Lenalidomide in Older Multiple Myeloma Patients

For patients 65 to 75 years of age newly diagnosed with multiple myeloma who were ineligible for transplant, treatment with lenalidomide maintenance therapy extended the time before relapse in a recent study [N Engl J Med. 2012;366(19):1759-1769].

The phase 3, multicenter, randomized, double-blind, placebo-controlled study evaluated the efficacy and safety of induction therapy with melphalan-prednisone-lenalidomide followed by lenalidomide maintenance (MPR-R), compared with melphalan-prednisone-lenalidomide (MPR) or melphalan–prednisone (MP) followed by placebo. The study, conducted at 82 centers in Europe, Australia, and Israel, recruited patients from February 2007, to September 2008.

Patients were randomized in a 1:1:1 ratio to receive MPR-R (n=152), MPR (n=153), or MP (n=154) and were stratified according to age (65-75 years vs >75) and International Staging System stage. Approximately two thirds of the patients completed induction treatment. Baseline characteristics were well balanced among the 3 treatment arms, with the exception of a higher Karnofsky performance-status score in the MP group than in the MPR-R and MPR groups.

Median age was 71 years; 111 patients (24%) were >75 years of age. A high percentage of patients had International Staging System stage III, indicating more severe disease (48%-51% in the 3 treatment groups). The median follow-up period was 30 months. The primary end point was progression-free survival. Secondary end points included response rate, overall survival rate, and adverse events.

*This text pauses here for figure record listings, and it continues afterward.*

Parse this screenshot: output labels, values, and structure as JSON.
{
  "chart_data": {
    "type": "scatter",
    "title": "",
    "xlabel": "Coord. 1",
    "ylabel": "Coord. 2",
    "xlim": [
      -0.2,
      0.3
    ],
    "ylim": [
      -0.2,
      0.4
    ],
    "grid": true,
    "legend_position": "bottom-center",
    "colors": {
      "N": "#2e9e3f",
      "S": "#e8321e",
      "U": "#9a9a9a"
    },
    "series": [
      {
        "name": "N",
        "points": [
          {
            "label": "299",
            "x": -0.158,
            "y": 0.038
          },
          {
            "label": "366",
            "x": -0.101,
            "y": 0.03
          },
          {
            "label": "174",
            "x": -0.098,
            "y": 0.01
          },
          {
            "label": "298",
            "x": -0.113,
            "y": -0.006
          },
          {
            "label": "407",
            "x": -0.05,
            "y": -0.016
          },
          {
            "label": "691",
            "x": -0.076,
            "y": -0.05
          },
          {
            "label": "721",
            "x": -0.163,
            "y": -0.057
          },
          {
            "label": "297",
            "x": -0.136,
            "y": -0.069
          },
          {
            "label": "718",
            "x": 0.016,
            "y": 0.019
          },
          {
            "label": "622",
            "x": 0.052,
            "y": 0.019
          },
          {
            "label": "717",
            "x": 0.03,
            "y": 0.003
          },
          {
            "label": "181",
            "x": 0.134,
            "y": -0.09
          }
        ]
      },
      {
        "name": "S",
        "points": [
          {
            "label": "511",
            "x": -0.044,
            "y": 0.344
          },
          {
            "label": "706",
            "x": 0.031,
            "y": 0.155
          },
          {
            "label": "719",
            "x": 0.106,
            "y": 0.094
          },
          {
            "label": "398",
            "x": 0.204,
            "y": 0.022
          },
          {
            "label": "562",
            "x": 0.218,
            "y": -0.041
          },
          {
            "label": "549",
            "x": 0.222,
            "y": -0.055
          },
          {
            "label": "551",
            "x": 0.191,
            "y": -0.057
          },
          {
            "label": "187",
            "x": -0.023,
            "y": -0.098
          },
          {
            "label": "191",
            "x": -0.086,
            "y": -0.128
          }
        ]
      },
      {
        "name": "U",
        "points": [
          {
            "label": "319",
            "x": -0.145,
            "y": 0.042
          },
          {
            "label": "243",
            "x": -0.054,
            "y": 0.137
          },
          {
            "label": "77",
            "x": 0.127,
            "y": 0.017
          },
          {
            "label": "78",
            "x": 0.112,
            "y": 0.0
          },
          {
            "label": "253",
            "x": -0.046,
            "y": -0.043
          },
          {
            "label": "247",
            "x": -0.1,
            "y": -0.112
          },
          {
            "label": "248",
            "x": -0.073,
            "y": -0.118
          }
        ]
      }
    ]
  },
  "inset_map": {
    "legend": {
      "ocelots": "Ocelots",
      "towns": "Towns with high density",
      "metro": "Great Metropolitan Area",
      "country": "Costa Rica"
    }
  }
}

The MPR-R regimen consisted of induction with nine 9 28-day cycles of melphalan (at a dose of
0.18 mg per kilogram of body weight on days 1-4), prednisone (2 mg per kilogram on days 1-4), and lenalidomide (10 mg on days 1-21), followed by lenalidomide maintenance (10 mg on days 1-21 of each 28-day cycle) until disease progression or the development of unacceptable rates of adverse effects. The MPR group received the same MPR induction, followed by placebo, and the MP group received MP induction (at the same doses and on the same schedule as the MPR regimen), with placebo during induction and maintenance. All patients received aspirin thromboprophylaxis (75 mg-100 mg daily) during induction.

The median progression-free survival was significantly longer in the MPR-R treatment arm (31 months), compared with MPR (14 months; hazard ratio [HR], 0.49; P<.001) and MP (13 months; HR, 0.40; P<.0001). The progression-free survival benefit associated with MPR-R was observed in patients 65 to 75 years of age, but not in those >75 years of age (P=.001 for treatment-by-age interaction). After induction therapy, a landmark analysis showed a 66% reduction in the rate of progression with MPR-R, compared with MPR (HR, 0.34; P<.001). The 3-year rate of invasive second primary tumors was lowest with MP at 3%, compared with 7% for each MPR-R and MPR treatment groups.

Response rates were better with MPR-R and MPR (77% and 68%, respectively vs 50% with MP; P<.0001 and P=.002, respectively, for the comparison with MP). The 3-year overall survival rate was 70% with MPR-R, 62% with MPR, and 66% with MP. During induction, the most frequent adverse events were hematologic; grade 4 neutropenia was reported in 35% (n=52), 32% (n=49), and 8% (n=12) of the patients in the MPR-R, MPR, and MP groups, respectively. Grade 4 thrombocyctopenia occurred in 11% (n=17), 12% (n=19), and 4% (n=6) of patients in the MPR-R, MPR, and MP groups, respectively.

Although benefits of MPR are less evident in older patients, “lenalidomide maintenance extends progression-free survival regardless of age,” the researchers concluded.